Ma non finisce qui. “Le riserve ufficiali d’oro sono iscritte nell’attivo di bilancio dell’Eurosistema. Questo significa che aiutano a bilanciare le passività, come appunto i debiti o la base monetaria dell’Eurozona. In pratica, se lo stesso oro venisse utilizzato come collaterale per i bond governativi, si creerebbe un buco di bilancio. Tutto ciò, senza chiaramente prendere in conto quello che succederebbe se uno Stato non dovesse onorare i propri debiti garantiti dall’oro: in tale situazione le riserve aurifere collaterali dovrebbero essere trasferite ai creditori, creando una grossa perdita, che a sua volta verrebbe inevitabilmente scaricata sulle spalle dei contribuenti europei, creando di fatto una situazione più grave di quella attuale”.

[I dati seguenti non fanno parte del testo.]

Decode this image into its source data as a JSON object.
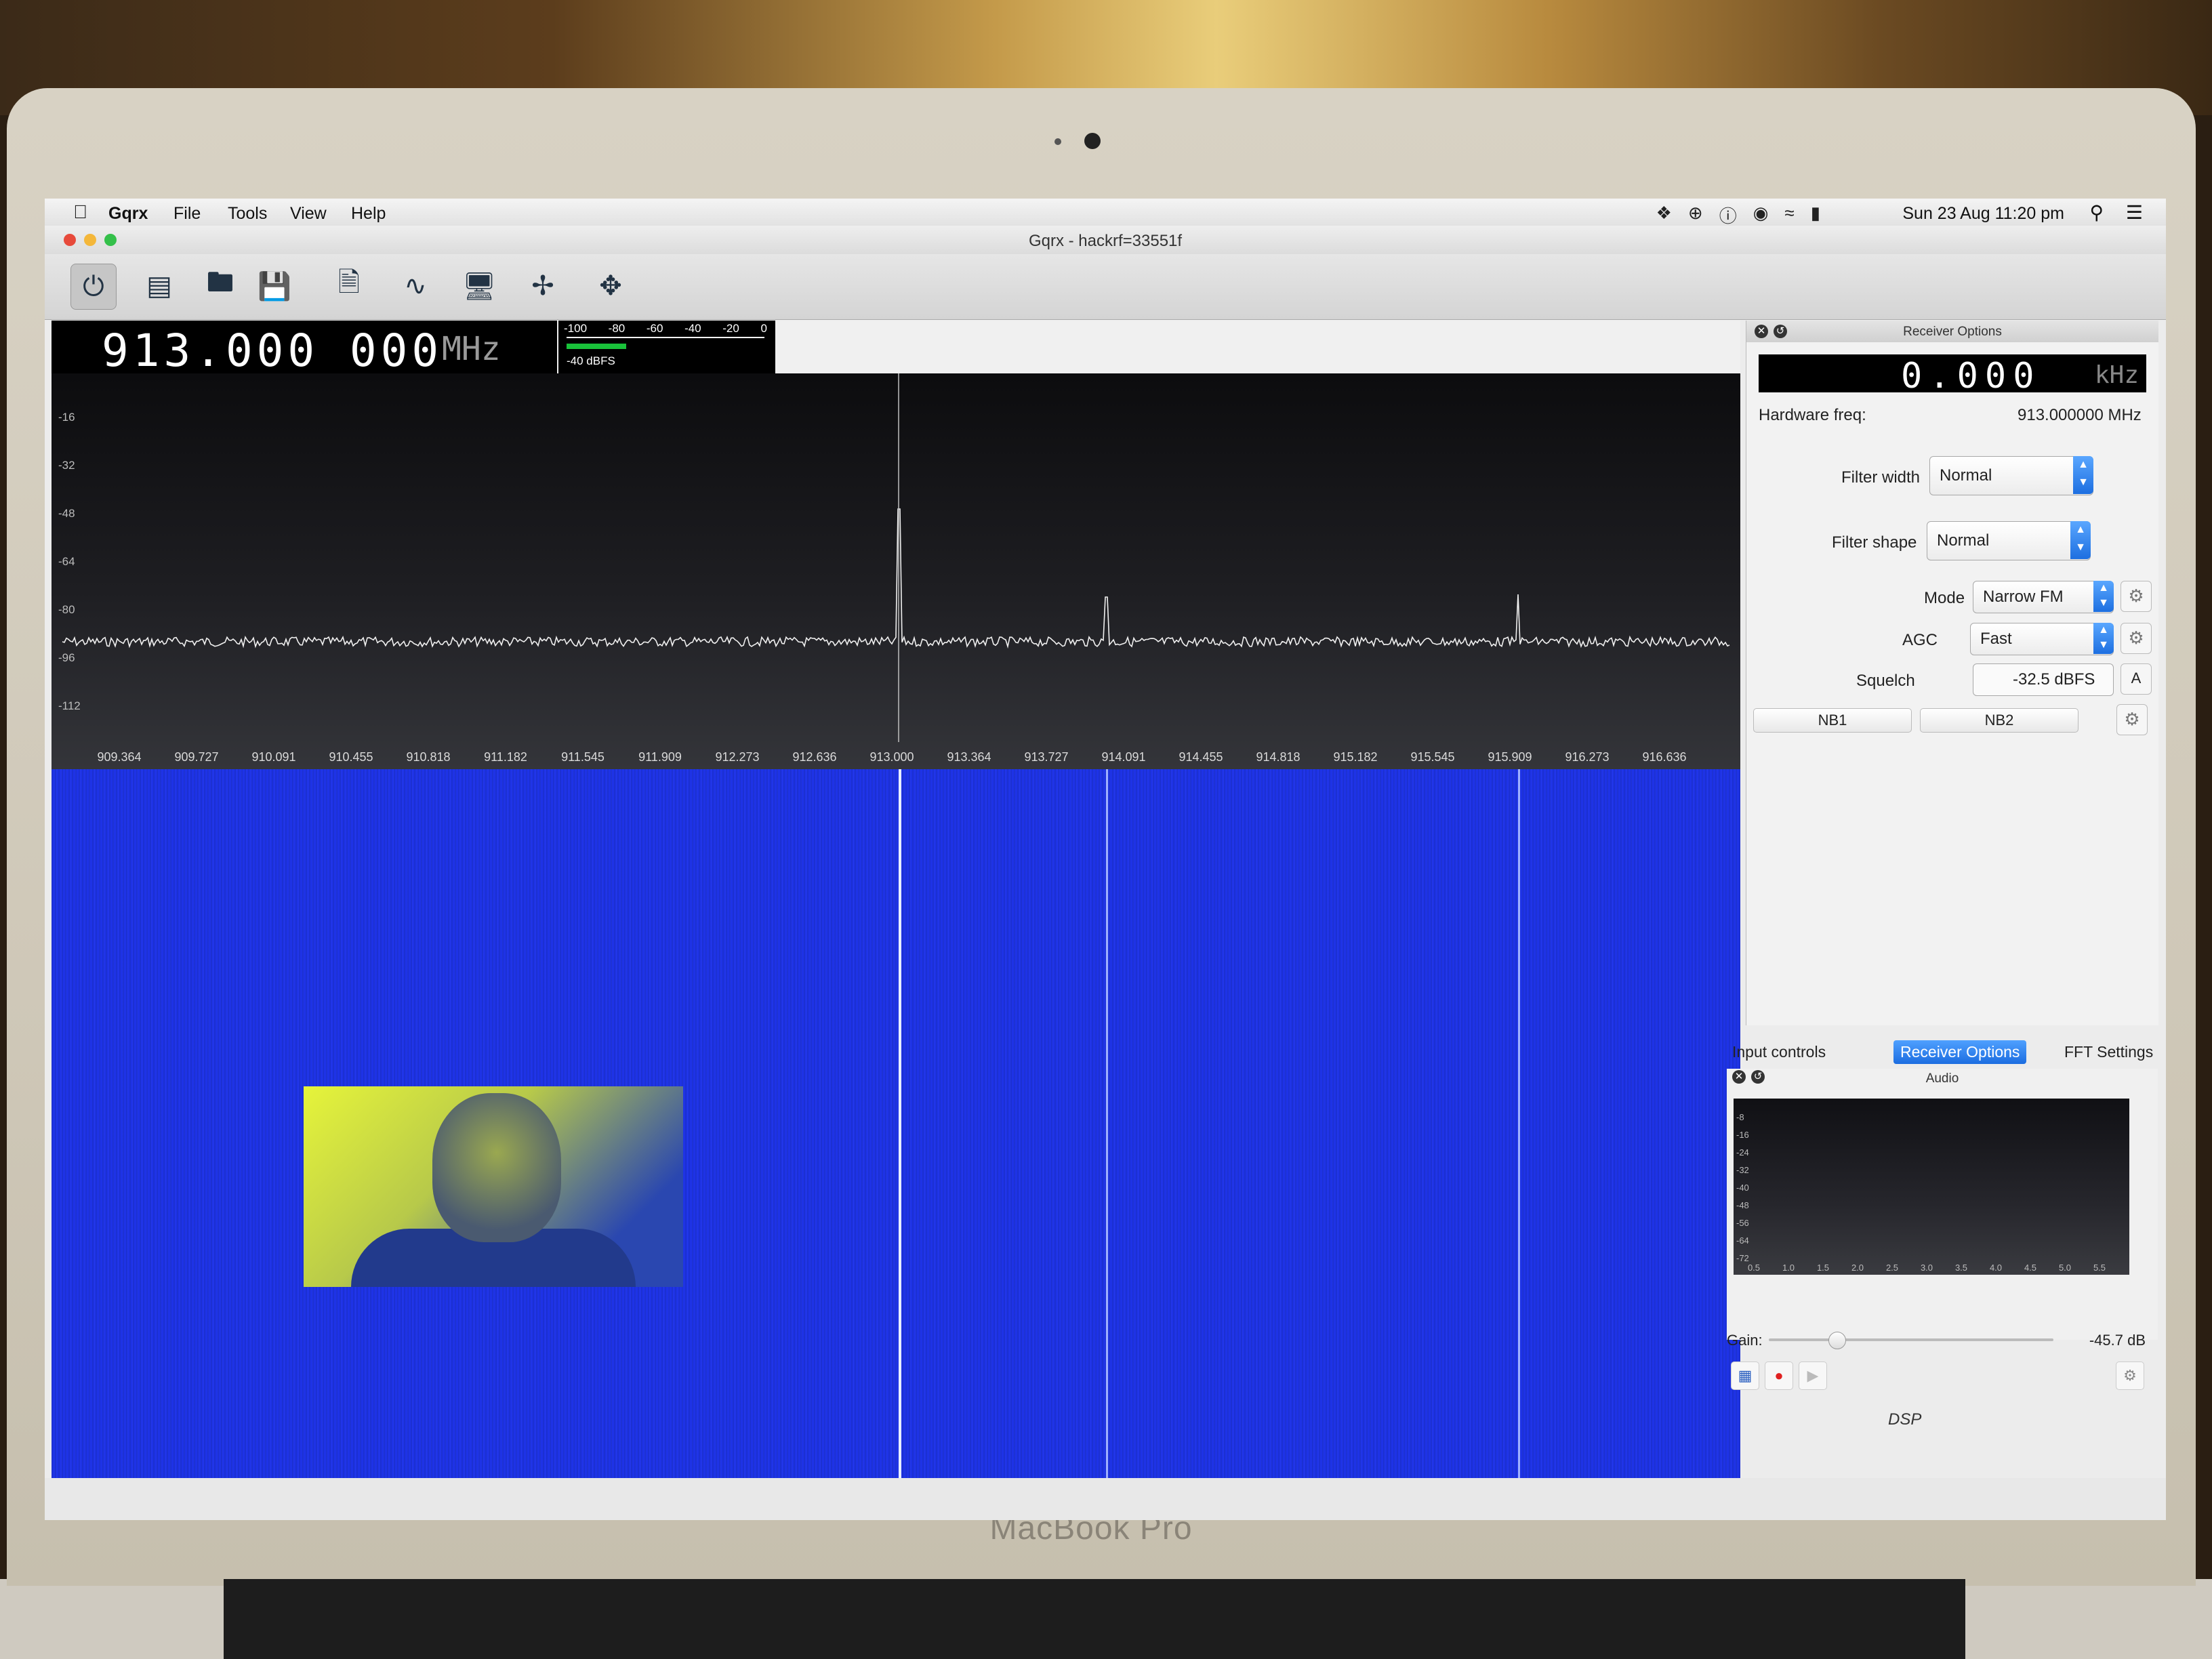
{
  "device": {
    "brand": "MacBook Pro"
  },
  "menubar": {
    "app_name": "Gqrx",
    "items": [
      "File",
      "Tools",
      "View",
      "Help"
    ],
    "clock": "Sun 23 Aug  11:20 pm"
  },
  "window": {
    "title": "Gqrx  - hackrf=33551f"
  },
  "frequency": {
    "value": "913.000 000",
    "unit": "MHz"
  },
  "smeter": {
    "scale": [
      "-100",
      "-80",
      "-60",
      "-40",
      "-20",
      "0"
    ],
    "level_label": "-40 dBFS",
    "level_fraction": 0.3
  },
  "spectrum": {
    "y_ticks": [
      "-16",
      "-32",
      "-48",
      "-64",
      "-80",
      "-96",
      "-112"
    ],
    "x_ticks": [
      "909.364",
      "909.727",
      "910.091",
      "910.455",
      "910.818",
      "911.182",
      "911.545",
      "911.909",
      "912.273",
      "912.636",
      "913.000",
      "913.364",
      "913.727",
      "914.091",
      "914.455",
      "914.818",
      "915.182",
      "915.545",
      "915.909",
      "916.273",
      "916.636"
    ]
  },
  "receiver_options": {
    "title": "Receiver Options",
    "offset_value": "0.000",
    "offset_unit": "kHz",
    "hardware_freq_label": "Hardware freq:",
    "hardware_freq_value": "913.000000 MHz",
    "filter_width_label": "Filter width",
    "filter_width_value": "Normal",
    "filter_shape_label": "Filter shape",
    "filter_shape_value": "Normal",
    "mode_label": "Mode",
    "mode_value": "Narrow FM",
    "agc_label": "AGC",
    "agc_value": "Fast",
    "squelch_label": "Squelch",
    "squelch_value": "-32.5 dBFS",
    "squelch_auto": "A",
    "nb1": "NB1",
    "nb2": "NB2"
  },
  "tabs": [
    "Input controls",
    "Receiver Options",
    "FFT Settings"
  ],
  "audio": {
    "title": "Audio",
    "y_ticks": [
      "-8",
      "-16",
      "-24",
      "-32",
      "-40",
      "-48",
      "-56",
      "-64",
      "-72"
    ],
    "x_ticks": [
      "0.5",
      "1.0",
      "1.5",
      "2.0",
      "2.5",
      "3.0",
      "3.5",
      "4.0",
      "4.5",
      "5.0",
      "5.5"
    ],
    "gain_label": "Gain:",
    "gain_value": "-45.7 dB",
    "dsp_label": "DSP"
  }
}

“Non penso sia davvero realizzabile ridurre i tassi d’interesse richiesti dai bond governativi dei paesi periferici europei senza delle forti misure d’austerità”, conclude Polleit. “La ragione per cui negli ultimi tempi gli spread di Grecia, Spagna, Italia e Portogallo si sono abbassati è l’intervento della Bce sul mercato a garanzia del debito sovrano, ma ciò non toglie che la maggior parte degli investitori si aspetta che le misure d’austerità continuino”.